For years, major companies have been hurling money at diversity programs to reduce bias in the recruitment process and in the workplace. For at least as many years, commentators have claimed that it doesn’t work. Millions are spent on poorly designed training programs, or policies that result in a “tokenism”-fuelled backlash.
A team of Princeton researchers published a salient paper in Science magazine earlier this year that outlined their findings on the issue: using the GloVe algorithm, they trained their machine learning model on billions of words from the internet. Basing their resulting analysis on the Implicit Association Test – a predominant litmus test for association bias conceived in the 1990s – they found that the system absorbed the implicit bias buried in the text. It paired certain words with obvious connotations; “rose” with “love”, for example, or “insects” with “disgust”. That’s not to say, of course, that AI is biased – the onus is on us. It’s human data that contains the bias. With all of its intrinsic patterns of meaning, our words have become inseparable from their associations, whether we like it or not.
To put it simply: machines learn their knowledge from humans, and humans are rarely impartial.
And just as a machine can learn to defeat a human at chess, it can – and will – learn the stereotypes buried in the human language. This could influence the real world in a multitude of ways: for instance, if an AI system were used by a job recruiter to screen CVs, it might lean unfairly towards a female candidate for a nursing role based on the conventional feminine associations of the role. And these examples aren’t just hypothetical. There have been genuine occurrences, such as in 2016 when ProPublica broke a story about a piece of widely used US crime-predicting software that was showing signs of bias against African Americans.

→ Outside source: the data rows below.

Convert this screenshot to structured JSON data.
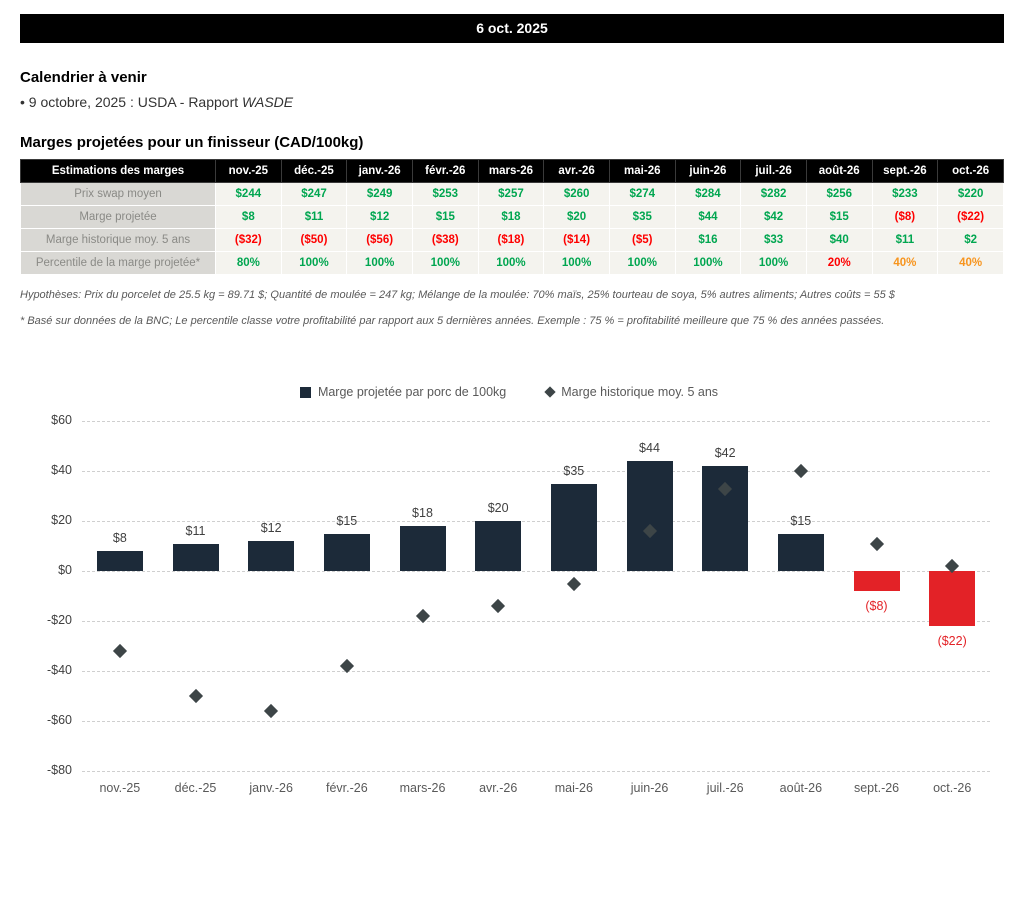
{
  "banner": {
    "date": "6 oct. 2025"
  },
  "calendar": {
    "title": "Calendrier à venir",
    "item_text": "• 9 octobre, 2025 : USDA - Rapport ",
    "item_emph": "WASDE"
  },
  "table": {
    "title": "Marges projetées pour un finisseur (CAD/100kg)",
    "columns": [
      "Estimations des marges",
      "nov.-25",
      "déc.-25",
      "janv.-26",
      "févr.-26",
      "mars-26",
      "avr.-26",
      "mai-26",
      "juin-26",
      "juil.-26",
      "août-26",
      "sept.-26",
      "oct.-26"
    ],
    "rows": [
      {
        "label": "Prix swap moyen",
        "values": [
          "$244",
          "$247",
          "$249",
          "$253",
          "$257",
          "$260",
          "$274",
          "$284",
          "$282",
          "$256",
          "$233",
          "$220"
        ],
        "styles": [
          "pos",
          "pos",
          "pos",
          "pos",
          "pos",
          "pos",
          "pos",
          "pos",
          "pos",
          "pos",
          "pos",
          "pos"
        ]
      },
      {
        "label": "Marge projetée",
        "values": [
          "$8",
          "$11",
          "$12",
          "$15",
          "$18",
          "$20",
          "$35",
          "$44",
          "$42",
          "$15",
          "($8)",
          "($22)"
        ],
        "styles": [
          "pos",
          "pos",
          "pos",
          "pos",
          "pos",
          "pos",
          "pos",
          "pos",
          "pos",
          "pos",
          "neg",
          "neg"
        ]
      },
      {
        "label": "Marge historique moy. 5 ans",
        "values": [
          "($32)",
          "($50)",
          "($56)",
          "($38)",
          "($18)",
          "($14)",
          "($5)",
          "$16",
          "$33",
          "$40",
          "$11",
          "$2"
        ],
        "styles": [
          "neg",
          "neg",
          "neg",
          "neg",
          "neg",
          "neg",
          "neg",
          "pos",
          "pos",
          "pos",
          "pos",
          "pos"
        ]
      },
      {
        "label": "Percentile de la marge projetée*",
        "values": [
          "80%",
          "100%",
          "100%",
          "100%",
          "100%",
          "100%",
          "100%",
          "100%",
          "100%",
          "20%",
          "40%",
          "40%"
        ],
        "styles": [
          "pos",
          "pos",
          "pos",
          "pos",
          "pos",
          "pos",
          "pos",
          "pos",
          "pos",
          "neg",
          "warn",
          "warn"
        ]
      }
    ],
    "footnote_hypotheses": "Hypothèses: Prix du porcelet de 25.5 kg = 89.71 $; Quantité de moulée = 247 kg; Mélange de la moulée: 70% maïs, 25% tourteau de soya, 5% autres aliments; Autres coûts = 55 $",
    "footnote_percentile": "* Basé sur données de la BNC; Le percentile classe votre profitabilité par rapport aux 5 dernières années. Exemple : 75 % = profitabilité meilleure que 75 % des années passées."
  },
  "chart_data": {
    "type": "bar",
    "categories": [
      "nov.-25",
      "déc.-25",
      "janv.-26",
      "févr.-26",
      "mars-26",
      "avr.-26",
      "mai-26",
      "juin-26",
      "juil.-26",
      "août-26",
      "sept.-26",
      "oct.-26"
    ],
    "series": [
      {
        "name": "Marge projetée par porc de 100kg",
        "type": "bar",
        "values": [
          8,
          11,
          12,
          15,
          18,
          20,
          35,
          44,
          42,
          15,
          -8,
          -22
        ],
        "labels": [
          "$8",
          "$11",
          "$12",
          "$15",
          "$18",
          "$20",
          "$35",
          "$44",
          "$42",
          "$15",
          "($8)",
          "($22)"
        ]
      },
      {
        "name": "Marge historique moy. 5 ans",
        "type": "scatter-diamond",
        "values": [
          -32,
          -50,
          -56,
          -38,
          -18,
          -14,
          -5,
          16,
          33,
          40,
          11,
          2
        ]
      }
    ],
    "ylim": [
      -80,
      60
    ],
    "ytick_interval": 20,
    "ytick_labels": [
      "$60",
      "$40",
      "$20",
      "$0",
      "-$20",
      "-$40",
      "-$60",
      "-$80"
    ],
    "grid": "dashed-horizontal",
    "legend_position": "top",
    "colors": {
      "bar_positive": "#1c2a39",
      "bar_negative": "#e32227",
      "diamond": "#3d4547",
      "label": "#3f3f3f",
      "negative_label": "#e32227"
    }
  }
}
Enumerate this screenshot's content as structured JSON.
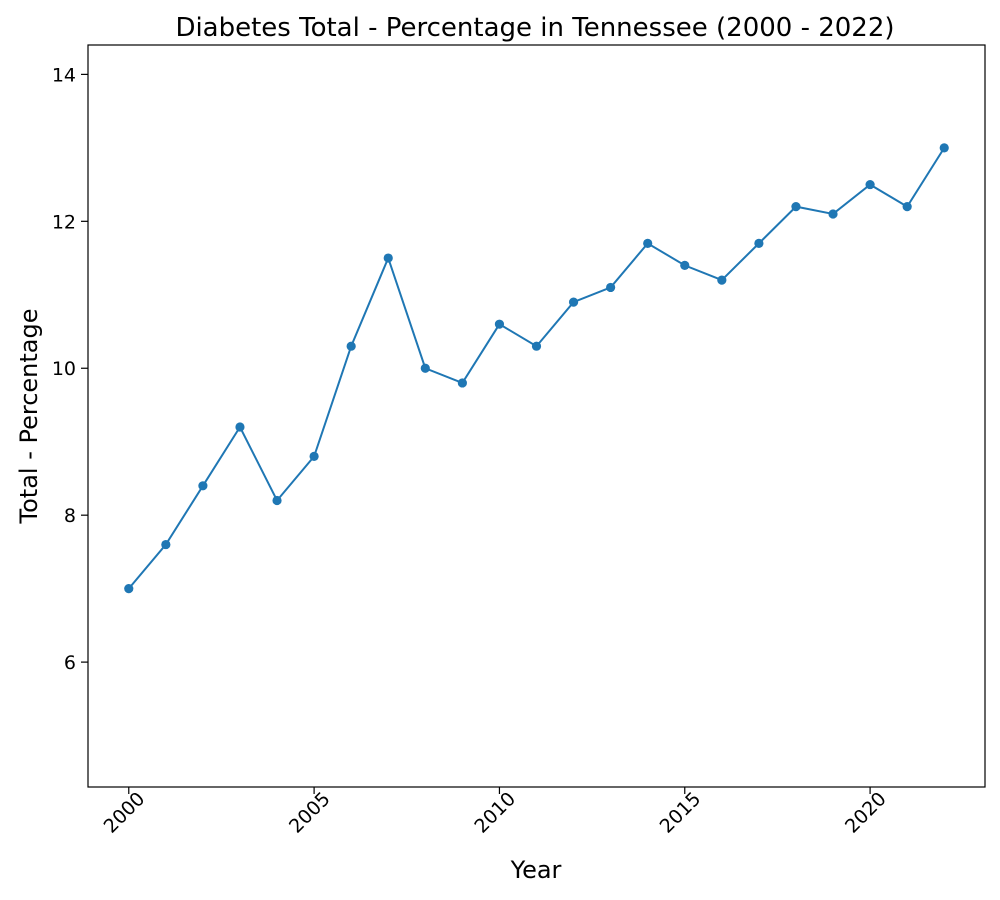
{
  "chart_data": {
    "type": "line",
    "title": "Diabetes Total - Percentage in Tennessee (2000 - 2022)",
    "xlabel": "Year",
    "ylabel": "Total - Percentage",
    "xlim": [
      1998.9,
      2023.1
    ],
    "ylim": [
      4.3,
      14.4
    ],
    "xticks": [
      2000,
      2005,
      2010,
      2015,
      2020
    ],
    "yticks": [
      6,
      8,
      10,
      12,
      14
    ],
    "grid": false,
    "legend": "none",
    "color": "#1f77b4",
    "series": [
      {
        "x": [
          2000,
          2001,
          2002,
          2003,
          2004,
          2005,
          2006,
          2007,
          2008,
          2009,
          2010,
          2011,
          2012,
          2013,
          2014,
          2015,
          2016,
          2017,
          2018,
          2019,
          2020,
          2021,
          2022
        ],
        "values": [
          7.0,
          7.6,
          8.4,
          9.2,
          8.2,
          8.8,
          10.3,
          11.5,
          10.0,
          9.8,
          10.6,
          10.3,
          10.9,
          11.1,
          11.7,
          11.4,
          11.2,
          11.7,
          12.2,
          12.1,
          12.5,
          12.2,
          13.0
        ]
      }
    ]
  }
}
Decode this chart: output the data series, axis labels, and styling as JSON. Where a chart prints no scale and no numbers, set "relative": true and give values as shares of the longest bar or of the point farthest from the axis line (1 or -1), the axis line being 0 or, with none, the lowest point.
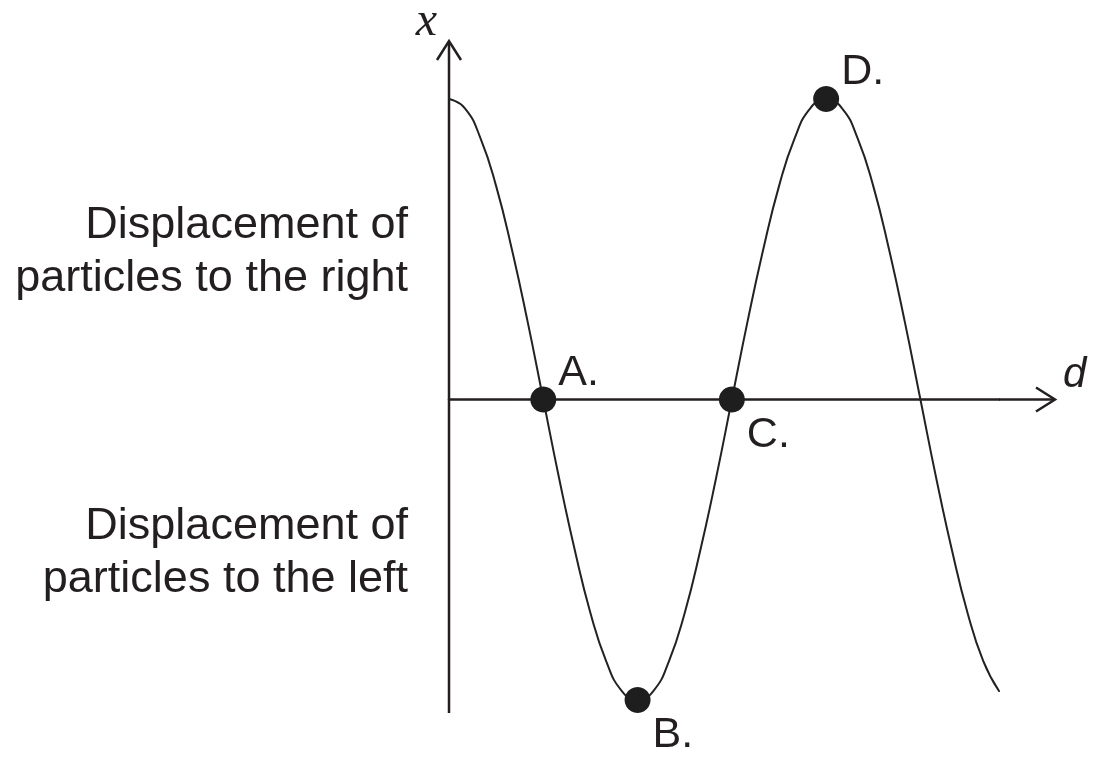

When it comes to identifying and eradicating bias from the decision-making process, machine learning systems are problematic. A neural net may arrive at impeccable decisions, but its creators will often have a difficult time understanding how or why. And when those decisions are less than impeccable, that issue becomes far more pronounced. Transparency in machine learning is notoriously difficult to achieve without an expert engineer on hand to sift through the data. IBM, for instance, have been trying to “open up the black box” of Watson, in the words of IBM senior vice-president John Kelly, but he readily admits that it would require a skilled user to trace back through Watson’s decision-making path for justification.
This is where Rainbird comes in. One crucial feature that sets Rainbird apart is that it doesn’t just offer a more efficient decision-making process – it explains itself too. With Rainbird, you can be sure that your final solution won’t contain any unintended prejudices, because if it does, they will be visible in Rainbird’s ‘evidence tree’ – a web-like diagram that displays every step of the decision-making process. The rationale Rainbird provides for its choices is watertight and auditable – and if it needs to change, users will be able to amend their data input and knowledge maps accordingly, rather than being left in the dark.
The importance of “why?”
Business is not just about decisions, after all – when the stakes are high, “why” is as important as “what”. All sorts of implications would arise from an artificially intelligent business verdict cloaked in mystery. When jobs are at stake, for example, explanations are required. When an automated decision dictates a new investment, a business needs to know why. And how can you handle an employment discrimination lawsuit if you can’t explain your selection process in court? In fact, just last year a group of Oxford academics issued a call for a “right to an explanation” to be ushered into EU law to defend humans against algorhythmic discrimination.
Just as maths teachers ask pupils to show their working out, companies should ask their AI assistants to reveal their logic. Computer science professor Kris Hammond put it succinctly when he recently told the Financial Times: “If you walk into a CEO’s office and say we need to shut down three factories and sack people, the first thing the CEO will say is: ‘Why?’ Just producing a result isn’t enough.”
Ultimately, the most effective way of removing bias from the workplace isn’t by throwing money at the problem, or by allowing black-box systems to deal with the problem for us. Via Rainbird’s method of cognitive reasoning, humans can pinpoint and deal with the problem logically and ethically with the help of AI. Transparent and traceable, Rainbird can help us reveal our own bias – the first step towards getting rid of it completely.